The roughing the passer flag was the third Matthews has seen in as many weeks. He drew his most recent during a sack of Washington Redskins quarterback Alex Smith during the Packers' 31-17 loss on Sunday at FedExField in Landover, Md.
Green Bay was trailing 28-17 with 1:50 remaining in the third quarter during the sequence. Smith took the snap on a 2nd and 7 from the Redskins' 46-yard line. Smith scanned through his progressions as Matthews scorched through the Redskins' offensive line. He then came face-to-face with Smith, bringing him to the ground and falling on top of him. Matthews rolled off of the Redskins quarterback and put his hand up after making the play, but was still flagged.

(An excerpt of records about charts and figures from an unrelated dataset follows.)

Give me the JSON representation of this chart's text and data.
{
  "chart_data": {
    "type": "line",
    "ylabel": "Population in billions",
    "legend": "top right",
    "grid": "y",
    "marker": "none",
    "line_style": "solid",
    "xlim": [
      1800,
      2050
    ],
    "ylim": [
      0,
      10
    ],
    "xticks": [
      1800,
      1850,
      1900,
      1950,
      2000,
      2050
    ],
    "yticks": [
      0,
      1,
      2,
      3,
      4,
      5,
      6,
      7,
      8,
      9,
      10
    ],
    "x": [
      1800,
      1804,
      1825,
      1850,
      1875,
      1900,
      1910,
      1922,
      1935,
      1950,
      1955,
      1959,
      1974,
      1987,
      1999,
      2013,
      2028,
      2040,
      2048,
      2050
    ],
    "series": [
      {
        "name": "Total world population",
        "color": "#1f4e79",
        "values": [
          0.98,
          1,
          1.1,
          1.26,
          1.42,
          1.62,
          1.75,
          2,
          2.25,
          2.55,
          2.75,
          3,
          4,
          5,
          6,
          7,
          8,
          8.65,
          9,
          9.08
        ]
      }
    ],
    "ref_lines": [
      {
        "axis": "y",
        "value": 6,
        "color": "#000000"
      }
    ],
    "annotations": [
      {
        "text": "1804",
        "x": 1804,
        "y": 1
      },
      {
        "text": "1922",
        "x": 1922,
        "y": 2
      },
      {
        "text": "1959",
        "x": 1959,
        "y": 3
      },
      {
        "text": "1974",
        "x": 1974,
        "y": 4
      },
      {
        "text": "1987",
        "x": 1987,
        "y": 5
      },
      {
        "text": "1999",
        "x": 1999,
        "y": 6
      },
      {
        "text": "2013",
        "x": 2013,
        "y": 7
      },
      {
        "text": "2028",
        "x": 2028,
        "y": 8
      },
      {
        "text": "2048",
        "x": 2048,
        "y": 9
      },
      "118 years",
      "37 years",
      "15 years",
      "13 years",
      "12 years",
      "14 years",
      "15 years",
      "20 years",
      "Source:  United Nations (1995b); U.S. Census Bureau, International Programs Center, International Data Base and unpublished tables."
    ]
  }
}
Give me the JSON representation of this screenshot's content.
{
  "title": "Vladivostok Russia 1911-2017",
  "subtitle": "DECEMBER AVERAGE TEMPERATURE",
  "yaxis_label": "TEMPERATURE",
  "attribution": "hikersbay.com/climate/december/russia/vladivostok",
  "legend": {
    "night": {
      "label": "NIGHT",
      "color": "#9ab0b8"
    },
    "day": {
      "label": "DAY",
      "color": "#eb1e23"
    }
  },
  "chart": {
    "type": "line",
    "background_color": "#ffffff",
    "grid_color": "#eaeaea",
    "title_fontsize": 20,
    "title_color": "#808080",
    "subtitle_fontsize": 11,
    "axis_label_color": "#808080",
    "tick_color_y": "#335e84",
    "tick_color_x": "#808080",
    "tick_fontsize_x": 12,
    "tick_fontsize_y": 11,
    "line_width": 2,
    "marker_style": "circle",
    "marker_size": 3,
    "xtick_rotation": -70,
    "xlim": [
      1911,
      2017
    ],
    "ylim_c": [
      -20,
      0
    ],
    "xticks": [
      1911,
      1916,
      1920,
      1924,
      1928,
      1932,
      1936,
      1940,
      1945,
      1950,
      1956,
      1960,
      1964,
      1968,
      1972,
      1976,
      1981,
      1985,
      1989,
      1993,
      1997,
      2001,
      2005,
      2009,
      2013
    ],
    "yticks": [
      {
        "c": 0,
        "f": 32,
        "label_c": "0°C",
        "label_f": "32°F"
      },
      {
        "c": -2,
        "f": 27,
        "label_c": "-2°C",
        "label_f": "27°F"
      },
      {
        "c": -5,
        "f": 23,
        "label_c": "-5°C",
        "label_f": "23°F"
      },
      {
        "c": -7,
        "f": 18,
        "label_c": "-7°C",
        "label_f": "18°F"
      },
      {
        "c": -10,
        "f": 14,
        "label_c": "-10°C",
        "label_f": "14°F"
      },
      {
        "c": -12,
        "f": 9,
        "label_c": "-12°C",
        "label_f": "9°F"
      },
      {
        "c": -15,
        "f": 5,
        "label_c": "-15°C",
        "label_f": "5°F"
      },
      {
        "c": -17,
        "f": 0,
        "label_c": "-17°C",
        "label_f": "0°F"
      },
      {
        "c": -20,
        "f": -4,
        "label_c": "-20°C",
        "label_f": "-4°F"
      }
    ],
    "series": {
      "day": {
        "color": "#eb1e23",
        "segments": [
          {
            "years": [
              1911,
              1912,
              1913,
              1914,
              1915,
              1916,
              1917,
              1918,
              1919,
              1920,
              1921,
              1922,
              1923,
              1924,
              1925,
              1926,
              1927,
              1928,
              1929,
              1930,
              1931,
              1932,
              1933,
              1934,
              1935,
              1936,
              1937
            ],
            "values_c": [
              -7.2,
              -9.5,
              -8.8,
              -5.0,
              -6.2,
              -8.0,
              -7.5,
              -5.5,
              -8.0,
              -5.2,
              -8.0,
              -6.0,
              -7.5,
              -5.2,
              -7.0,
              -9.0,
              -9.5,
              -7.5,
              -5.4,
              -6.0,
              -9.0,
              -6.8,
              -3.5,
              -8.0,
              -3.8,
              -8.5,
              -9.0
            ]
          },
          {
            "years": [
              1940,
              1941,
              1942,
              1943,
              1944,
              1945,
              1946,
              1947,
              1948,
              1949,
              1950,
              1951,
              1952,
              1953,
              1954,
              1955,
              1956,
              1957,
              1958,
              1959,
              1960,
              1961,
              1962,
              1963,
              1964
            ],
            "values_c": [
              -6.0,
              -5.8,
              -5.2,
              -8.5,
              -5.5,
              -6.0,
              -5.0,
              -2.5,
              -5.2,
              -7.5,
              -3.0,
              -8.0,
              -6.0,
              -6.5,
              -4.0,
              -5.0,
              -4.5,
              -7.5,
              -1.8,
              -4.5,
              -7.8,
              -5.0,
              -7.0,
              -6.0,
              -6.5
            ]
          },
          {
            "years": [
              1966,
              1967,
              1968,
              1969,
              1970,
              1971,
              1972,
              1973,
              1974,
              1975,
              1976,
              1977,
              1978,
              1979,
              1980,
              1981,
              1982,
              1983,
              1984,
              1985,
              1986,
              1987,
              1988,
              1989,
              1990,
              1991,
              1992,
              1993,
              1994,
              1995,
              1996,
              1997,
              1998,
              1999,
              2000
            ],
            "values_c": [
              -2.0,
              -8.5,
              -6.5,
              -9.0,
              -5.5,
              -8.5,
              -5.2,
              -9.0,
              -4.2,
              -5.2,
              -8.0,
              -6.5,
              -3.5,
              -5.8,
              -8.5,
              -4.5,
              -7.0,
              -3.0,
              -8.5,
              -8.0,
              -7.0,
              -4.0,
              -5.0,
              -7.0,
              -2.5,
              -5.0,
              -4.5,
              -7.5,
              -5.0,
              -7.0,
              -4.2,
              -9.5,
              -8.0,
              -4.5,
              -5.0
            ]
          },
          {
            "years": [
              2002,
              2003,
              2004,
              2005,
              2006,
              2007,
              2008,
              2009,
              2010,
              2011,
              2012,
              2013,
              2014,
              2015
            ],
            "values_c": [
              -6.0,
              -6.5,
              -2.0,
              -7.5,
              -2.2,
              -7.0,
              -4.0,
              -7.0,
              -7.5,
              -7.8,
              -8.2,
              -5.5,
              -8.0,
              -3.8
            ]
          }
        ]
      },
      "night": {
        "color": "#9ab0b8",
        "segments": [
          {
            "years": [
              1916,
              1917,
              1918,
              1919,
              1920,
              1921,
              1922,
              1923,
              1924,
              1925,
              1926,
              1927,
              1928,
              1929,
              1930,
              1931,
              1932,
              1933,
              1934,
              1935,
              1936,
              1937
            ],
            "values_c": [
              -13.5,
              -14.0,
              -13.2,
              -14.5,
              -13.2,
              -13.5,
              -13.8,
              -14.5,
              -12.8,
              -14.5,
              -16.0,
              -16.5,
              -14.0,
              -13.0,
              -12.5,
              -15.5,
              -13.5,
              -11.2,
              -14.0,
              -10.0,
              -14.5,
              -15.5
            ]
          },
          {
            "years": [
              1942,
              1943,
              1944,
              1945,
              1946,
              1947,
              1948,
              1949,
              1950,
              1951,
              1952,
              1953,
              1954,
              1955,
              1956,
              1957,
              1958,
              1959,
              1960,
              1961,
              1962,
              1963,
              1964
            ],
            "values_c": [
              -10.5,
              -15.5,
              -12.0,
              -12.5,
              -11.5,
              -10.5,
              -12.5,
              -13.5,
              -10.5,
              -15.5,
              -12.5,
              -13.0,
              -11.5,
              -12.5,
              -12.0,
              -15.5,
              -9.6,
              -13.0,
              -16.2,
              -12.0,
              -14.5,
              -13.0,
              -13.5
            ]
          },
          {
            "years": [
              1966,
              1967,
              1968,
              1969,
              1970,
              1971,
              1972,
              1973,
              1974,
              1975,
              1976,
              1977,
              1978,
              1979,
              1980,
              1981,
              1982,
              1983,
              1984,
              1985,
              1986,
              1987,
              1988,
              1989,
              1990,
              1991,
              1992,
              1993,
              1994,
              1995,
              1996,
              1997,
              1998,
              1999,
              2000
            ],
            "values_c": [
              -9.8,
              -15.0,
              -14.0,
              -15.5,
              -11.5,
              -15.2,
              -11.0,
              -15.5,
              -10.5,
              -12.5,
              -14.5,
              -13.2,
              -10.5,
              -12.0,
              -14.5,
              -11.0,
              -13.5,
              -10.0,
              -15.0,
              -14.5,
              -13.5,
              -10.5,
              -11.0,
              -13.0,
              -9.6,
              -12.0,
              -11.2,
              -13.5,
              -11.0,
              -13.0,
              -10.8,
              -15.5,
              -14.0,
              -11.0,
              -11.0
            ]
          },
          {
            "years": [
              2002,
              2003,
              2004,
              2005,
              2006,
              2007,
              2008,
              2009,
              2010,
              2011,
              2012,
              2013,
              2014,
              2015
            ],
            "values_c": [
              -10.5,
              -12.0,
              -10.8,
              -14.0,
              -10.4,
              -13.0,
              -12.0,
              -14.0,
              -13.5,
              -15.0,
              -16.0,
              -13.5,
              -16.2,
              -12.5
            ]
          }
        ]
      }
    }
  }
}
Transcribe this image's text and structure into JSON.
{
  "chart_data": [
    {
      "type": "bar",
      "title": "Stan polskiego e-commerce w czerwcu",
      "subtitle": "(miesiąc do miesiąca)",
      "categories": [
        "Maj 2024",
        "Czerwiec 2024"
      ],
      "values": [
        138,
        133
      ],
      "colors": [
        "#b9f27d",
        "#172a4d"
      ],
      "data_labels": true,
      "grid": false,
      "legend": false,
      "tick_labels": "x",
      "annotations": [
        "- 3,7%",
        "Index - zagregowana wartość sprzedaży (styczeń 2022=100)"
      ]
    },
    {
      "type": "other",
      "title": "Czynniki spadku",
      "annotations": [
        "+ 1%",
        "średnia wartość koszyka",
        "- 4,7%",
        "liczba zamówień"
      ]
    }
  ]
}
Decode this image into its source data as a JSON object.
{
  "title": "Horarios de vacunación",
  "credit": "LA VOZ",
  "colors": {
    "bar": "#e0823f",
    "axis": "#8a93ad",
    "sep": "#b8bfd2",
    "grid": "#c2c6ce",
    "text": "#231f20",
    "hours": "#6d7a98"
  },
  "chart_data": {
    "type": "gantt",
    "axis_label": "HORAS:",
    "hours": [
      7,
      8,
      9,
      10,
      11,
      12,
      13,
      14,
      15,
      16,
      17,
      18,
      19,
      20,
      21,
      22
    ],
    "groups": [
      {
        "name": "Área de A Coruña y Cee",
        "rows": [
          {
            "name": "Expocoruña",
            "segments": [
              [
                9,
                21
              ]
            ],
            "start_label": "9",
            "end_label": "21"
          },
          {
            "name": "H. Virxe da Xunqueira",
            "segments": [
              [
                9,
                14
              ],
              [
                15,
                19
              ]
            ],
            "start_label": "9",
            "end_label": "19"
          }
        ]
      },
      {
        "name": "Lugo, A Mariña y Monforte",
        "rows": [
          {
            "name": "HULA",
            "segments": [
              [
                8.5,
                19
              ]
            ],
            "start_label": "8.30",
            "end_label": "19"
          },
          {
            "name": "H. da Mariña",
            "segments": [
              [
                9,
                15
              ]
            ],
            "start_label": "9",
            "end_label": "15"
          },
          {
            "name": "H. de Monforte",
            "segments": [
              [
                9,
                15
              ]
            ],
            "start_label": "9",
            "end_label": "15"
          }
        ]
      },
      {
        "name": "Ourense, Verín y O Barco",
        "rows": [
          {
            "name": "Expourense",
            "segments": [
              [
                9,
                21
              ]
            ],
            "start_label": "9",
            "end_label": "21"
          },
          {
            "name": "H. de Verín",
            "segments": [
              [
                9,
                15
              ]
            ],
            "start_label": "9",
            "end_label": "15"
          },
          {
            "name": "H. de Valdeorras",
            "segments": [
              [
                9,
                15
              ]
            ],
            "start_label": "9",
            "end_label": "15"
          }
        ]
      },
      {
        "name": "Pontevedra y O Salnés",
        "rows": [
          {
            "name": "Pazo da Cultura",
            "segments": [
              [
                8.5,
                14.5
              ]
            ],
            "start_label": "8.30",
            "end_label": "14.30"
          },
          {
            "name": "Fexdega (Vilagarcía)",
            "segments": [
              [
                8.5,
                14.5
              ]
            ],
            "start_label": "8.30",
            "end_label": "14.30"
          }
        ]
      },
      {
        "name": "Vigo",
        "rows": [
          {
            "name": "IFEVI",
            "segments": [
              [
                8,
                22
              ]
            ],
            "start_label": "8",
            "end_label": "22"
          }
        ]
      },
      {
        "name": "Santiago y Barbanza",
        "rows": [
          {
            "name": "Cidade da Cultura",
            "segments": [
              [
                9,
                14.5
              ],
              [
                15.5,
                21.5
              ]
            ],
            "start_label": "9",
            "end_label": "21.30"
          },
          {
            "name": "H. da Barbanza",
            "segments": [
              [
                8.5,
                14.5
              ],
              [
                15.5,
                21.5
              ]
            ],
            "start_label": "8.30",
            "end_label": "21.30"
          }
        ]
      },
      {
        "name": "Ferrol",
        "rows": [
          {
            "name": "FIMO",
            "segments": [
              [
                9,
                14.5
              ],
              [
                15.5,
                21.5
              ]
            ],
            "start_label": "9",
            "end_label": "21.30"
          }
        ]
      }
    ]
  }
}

"Obviously, when you tackle a guy from the front, you're going to land on him," Matthews told reporters. "I understand the spirit of the rule. I said that weeks prior. When you have a hit like that, that's a football play."
Matthews said he approached Smith after the game to ask what he can do differently. The Packers defender said he didn't think Smith thought the hit was illegal.
"Unfortunately, this league is going in a direction that I think a lot of people don't like," Matthews said. "I think they're getting soft. The only thing that's hard about this league is the fines they levy down on guys like me who play the game hard. I'm just gonna keep playing hard. Maybe now pass rushers, you just have to attack the ball. I've been playing this game for 20 years -- that's how you tackle."
The NFL cited the rulebook, standing behind the roughing the passer penalty. "The defender lands 'with all or most of the defender's weight' on the passer," NFL Football Operations said on Twitter.
Many former and current athletes disagreed with the call and voiced their opinions on social media. Former NFL vice president of officiating Dean Blandino -- who now serves as Fox's rules analyst -- said the rule is asking NFL players to do the impossible.
"Do I like the call? No, I don't like the call," Blandino said. "But this is what the NFL is directing their referees to call. This is a new interpretation. You cannot land on the quarterback with all or most of your body weight. That is what referee Craig Wrolstad called."
"But the NFL is asking defenders to do something that is nearly impossible."
If I’m Clay Matthews I would just pick the qb and carry him off the field and sit him on the bench.— Booger (@ESPNBooger) September 23, 2018
Wrolstad stood behind his call.
"If you've got a shoulder into him and then landed on him with most of his body weight off him or released him when he went down, then he would have been OK," the referee said, according to ESPN. "But in my judgement, I ruled that he landed on him with most or all of his body weight there."
Matthews, 32, has six total tackles on the season, but has yet to log an official sack. He had 7.5 quarterback takedowns in 2017.